As mentioned earlier, some common culprits include beans, certain vegetables, carbonated drinks and artificial sweeteners.
Eating smaller, more frequent meals — and chewing food thoroughly, to reduce the amount of swallowed air — can also be helpful, according to the doctor.
Staller also recommended drinking plenty of water to help maintain regular bowel movements and prevent constipation, which can contribute to bloating.
Regular exercise can also promote healthy digestion and help alleviate bloating.
Treatments for bloating
Some over-the-counter remedies may help alleviate symptoms.
Anti-gas medications may provide relief by breaking down gas bubbles in the digestive tract, although evidence of their effectiveness is rather limited, noted Staller.
If an underlying medical condition, such as irritable bowel syndrome (IBS) or inflammatory bowel disease (IBD), is causing bloating, a health care professional may prescribe medications to manage symptoms.
Fiber supplements may also be helpful, although Staller noted that “not all fiber is created equal.”
He said, “I generally recommend soluble fiber as the best for IBS, which is one of the more common causes of bloating. Soluble fiber — found in foods like oats, beans and fruits — can be beneficial for bloating.”
Although fiber can help bloating, it can also cause the condition, the doctor warned.
It’s advisable to introduce fiber supplements gradually to allow the digestive system to adjust.
“Starting with a low dose and increasing it over time can help minimize potential side effects like gas and bloating,” said Staller.
What if lifestyle changes don’t help?
Although bloating is common and typically harmless, Kia from Northwestern cautioned that if symptoms don’t improve with dietary and lifestyle changes, or if there are other associated symptoms, it’s important to consult a physician.
“If a person has persistent bloating that does not improve with lifestyle or diet interventions, one may want to consider other causes,” Kia told Fox News Digital.
“Bloating can be due to digestive disorders, such as irritable bowel syndrome, celiac disease, or inflammatory bowel disease (ulcerative colitis or Crohn’s disease),” she said.
“It can also be seen in chronic constipation, intestinal blockage, bacterial overgrowth or cancers of the gastrointestinal tract.”
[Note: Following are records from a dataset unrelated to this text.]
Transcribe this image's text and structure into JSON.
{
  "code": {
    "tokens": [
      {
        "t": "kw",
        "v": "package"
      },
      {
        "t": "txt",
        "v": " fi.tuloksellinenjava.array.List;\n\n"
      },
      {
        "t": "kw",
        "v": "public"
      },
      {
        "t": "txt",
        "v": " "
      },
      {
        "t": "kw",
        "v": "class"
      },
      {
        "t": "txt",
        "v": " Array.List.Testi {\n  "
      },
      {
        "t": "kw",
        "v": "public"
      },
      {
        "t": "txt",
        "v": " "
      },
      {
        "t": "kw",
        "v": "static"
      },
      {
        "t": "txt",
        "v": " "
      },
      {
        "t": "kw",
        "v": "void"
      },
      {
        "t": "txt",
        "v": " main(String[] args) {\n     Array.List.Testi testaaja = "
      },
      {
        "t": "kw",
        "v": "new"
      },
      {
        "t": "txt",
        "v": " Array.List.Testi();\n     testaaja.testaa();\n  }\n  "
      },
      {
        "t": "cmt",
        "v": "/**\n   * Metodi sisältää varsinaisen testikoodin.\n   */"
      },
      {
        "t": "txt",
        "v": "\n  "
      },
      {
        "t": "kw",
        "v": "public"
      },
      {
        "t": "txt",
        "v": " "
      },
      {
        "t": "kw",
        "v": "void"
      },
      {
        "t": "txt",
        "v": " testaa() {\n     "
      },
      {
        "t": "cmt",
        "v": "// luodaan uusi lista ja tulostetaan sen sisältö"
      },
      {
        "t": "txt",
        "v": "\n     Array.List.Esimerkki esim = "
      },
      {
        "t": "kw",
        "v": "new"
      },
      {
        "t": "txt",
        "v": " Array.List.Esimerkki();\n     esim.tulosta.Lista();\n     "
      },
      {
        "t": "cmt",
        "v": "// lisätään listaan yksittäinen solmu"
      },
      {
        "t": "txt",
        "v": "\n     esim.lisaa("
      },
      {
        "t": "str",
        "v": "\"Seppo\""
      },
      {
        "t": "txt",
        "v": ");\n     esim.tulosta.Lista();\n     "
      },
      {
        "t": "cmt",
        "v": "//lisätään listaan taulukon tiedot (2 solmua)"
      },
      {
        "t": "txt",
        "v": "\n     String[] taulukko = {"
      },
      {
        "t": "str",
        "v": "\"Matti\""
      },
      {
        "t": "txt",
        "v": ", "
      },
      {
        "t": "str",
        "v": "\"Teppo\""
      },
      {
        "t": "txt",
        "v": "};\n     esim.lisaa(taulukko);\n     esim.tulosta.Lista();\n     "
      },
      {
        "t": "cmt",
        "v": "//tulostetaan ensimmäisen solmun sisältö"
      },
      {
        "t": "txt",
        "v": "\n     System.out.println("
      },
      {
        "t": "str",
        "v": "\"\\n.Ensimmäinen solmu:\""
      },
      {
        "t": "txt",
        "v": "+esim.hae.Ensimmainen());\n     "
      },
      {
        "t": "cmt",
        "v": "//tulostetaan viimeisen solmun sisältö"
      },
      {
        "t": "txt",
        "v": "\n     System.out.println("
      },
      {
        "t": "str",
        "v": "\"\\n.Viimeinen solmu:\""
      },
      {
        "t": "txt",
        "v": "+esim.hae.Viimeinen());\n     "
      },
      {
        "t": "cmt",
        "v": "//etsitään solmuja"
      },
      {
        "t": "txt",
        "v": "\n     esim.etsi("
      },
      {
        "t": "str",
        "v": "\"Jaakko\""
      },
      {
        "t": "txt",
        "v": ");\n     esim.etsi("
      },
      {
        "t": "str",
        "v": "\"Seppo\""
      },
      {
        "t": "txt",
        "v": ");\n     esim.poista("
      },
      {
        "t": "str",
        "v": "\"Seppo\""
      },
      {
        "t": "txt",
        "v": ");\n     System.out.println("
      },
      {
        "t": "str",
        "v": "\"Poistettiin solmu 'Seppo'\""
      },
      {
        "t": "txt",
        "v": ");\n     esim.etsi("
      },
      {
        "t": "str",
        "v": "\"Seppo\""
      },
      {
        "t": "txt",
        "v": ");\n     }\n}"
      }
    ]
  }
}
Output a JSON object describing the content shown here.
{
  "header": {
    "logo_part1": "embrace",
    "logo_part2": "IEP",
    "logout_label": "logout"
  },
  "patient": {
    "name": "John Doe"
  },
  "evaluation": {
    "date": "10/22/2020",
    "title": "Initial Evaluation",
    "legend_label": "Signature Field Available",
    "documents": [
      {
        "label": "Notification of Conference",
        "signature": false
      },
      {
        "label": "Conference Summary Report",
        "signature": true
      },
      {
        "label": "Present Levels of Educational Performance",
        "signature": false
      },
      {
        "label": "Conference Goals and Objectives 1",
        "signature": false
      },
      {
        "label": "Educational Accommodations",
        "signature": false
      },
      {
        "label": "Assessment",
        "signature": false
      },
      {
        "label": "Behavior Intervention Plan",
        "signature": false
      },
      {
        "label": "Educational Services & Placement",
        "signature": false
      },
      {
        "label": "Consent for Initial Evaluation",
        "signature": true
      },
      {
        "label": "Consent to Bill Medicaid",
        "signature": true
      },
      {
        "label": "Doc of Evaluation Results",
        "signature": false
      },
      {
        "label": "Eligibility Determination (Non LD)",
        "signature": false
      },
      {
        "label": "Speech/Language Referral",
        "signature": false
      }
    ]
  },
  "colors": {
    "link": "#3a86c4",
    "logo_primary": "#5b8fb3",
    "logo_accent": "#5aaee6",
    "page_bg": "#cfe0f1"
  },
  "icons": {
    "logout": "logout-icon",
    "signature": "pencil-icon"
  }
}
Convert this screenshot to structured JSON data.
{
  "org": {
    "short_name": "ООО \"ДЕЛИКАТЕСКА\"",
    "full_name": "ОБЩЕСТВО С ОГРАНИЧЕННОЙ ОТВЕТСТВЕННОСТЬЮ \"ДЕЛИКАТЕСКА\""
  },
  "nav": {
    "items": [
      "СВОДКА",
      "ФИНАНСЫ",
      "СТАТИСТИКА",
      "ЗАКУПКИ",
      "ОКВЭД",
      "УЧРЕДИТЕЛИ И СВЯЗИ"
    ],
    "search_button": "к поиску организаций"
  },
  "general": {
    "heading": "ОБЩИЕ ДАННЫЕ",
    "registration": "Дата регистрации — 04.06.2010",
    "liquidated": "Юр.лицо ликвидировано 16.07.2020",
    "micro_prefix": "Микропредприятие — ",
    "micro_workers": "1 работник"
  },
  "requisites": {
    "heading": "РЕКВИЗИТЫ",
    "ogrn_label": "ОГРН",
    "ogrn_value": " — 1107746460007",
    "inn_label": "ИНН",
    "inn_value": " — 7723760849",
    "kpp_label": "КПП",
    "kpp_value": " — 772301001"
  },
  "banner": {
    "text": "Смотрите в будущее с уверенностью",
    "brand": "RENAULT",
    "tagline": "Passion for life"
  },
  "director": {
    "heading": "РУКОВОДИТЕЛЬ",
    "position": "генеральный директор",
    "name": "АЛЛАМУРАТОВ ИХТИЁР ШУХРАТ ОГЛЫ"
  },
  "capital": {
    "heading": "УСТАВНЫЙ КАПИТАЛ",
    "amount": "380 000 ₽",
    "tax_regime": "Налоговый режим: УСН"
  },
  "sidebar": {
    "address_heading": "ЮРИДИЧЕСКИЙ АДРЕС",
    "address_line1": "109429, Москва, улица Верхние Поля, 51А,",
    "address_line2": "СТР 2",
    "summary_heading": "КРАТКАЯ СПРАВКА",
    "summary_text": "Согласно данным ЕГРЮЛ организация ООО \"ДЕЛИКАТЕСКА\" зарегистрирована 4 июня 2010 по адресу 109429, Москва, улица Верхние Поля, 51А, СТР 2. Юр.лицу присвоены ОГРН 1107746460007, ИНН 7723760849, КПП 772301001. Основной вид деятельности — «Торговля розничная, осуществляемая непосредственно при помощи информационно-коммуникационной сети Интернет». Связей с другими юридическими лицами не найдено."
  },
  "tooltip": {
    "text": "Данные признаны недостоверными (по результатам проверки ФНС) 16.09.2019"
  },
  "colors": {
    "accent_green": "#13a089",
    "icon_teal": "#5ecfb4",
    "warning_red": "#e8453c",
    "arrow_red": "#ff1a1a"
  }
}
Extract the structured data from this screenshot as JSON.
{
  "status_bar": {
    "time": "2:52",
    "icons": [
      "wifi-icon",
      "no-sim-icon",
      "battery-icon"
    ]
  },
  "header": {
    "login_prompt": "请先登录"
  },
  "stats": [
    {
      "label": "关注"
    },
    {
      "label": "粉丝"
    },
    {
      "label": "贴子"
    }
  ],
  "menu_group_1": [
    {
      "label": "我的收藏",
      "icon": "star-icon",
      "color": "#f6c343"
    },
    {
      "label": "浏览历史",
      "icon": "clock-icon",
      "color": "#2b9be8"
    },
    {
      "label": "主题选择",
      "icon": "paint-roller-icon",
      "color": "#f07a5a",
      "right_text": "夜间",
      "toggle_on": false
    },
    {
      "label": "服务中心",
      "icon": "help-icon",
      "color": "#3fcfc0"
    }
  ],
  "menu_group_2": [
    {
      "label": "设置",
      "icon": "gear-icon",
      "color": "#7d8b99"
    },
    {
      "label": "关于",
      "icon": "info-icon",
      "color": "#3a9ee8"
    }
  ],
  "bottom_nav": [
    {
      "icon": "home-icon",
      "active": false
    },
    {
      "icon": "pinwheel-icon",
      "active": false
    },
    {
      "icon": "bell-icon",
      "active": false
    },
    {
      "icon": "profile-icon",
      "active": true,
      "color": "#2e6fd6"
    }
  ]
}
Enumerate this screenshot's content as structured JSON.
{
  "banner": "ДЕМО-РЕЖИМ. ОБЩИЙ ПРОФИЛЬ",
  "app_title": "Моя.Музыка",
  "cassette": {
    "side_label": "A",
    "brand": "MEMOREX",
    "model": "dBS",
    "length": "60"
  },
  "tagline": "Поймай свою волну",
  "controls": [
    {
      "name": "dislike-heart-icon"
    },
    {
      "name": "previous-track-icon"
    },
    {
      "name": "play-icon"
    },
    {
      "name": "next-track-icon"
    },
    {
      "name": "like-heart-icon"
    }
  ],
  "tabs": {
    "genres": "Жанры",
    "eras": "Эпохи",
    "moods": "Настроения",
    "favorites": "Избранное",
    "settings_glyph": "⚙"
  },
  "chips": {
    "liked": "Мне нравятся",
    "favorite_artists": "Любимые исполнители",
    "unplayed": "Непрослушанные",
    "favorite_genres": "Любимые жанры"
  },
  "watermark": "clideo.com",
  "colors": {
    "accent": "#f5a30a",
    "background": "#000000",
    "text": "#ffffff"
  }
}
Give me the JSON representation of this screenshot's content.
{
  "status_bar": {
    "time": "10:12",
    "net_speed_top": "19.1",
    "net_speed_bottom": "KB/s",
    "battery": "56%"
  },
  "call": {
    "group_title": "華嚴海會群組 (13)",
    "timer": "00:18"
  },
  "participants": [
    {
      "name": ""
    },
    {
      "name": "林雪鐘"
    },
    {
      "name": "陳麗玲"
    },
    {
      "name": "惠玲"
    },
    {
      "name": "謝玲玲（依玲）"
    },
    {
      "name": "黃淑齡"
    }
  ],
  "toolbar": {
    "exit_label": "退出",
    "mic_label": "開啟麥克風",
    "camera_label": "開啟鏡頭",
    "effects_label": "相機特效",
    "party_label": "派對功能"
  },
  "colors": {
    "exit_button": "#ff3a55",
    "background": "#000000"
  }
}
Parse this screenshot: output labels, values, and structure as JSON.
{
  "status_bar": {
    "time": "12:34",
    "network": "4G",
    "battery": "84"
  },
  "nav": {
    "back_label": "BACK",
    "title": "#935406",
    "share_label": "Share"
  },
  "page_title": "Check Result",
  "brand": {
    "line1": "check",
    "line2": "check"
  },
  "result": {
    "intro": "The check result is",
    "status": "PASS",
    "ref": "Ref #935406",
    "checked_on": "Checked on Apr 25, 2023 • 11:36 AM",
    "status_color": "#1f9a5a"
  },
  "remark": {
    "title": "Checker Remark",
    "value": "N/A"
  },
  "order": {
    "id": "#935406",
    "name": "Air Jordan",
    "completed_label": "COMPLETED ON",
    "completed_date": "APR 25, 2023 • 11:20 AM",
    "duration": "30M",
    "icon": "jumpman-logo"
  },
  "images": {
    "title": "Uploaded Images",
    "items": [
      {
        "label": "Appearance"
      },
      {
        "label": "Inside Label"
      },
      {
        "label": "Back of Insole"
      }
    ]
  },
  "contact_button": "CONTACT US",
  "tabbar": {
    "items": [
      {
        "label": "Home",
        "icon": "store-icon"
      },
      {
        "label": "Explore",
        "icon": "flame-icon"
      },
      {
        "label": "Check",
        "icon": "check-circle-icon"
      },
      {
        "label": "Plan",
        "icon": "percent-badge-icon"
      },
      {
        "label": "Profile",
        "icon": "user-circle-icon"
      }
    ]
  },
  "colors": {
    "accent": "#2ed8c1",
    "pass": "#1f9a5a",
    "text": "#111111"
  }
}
These conditions require specific treatments aimed at treating the underlying problem, the doctor said.
“Bloating typically improves when the underlying cause is addressed.”
It’s also important to consult a physician if bloating persists or is associated with pain, bloody stools or weight loss, she emphasized.
“Your doctor may want to order tests to determine the cause,” Kia said. “Some of these tests may include scans of the abdomen, a colonoscopy, an upper endoscopy, or blood and stool tests.”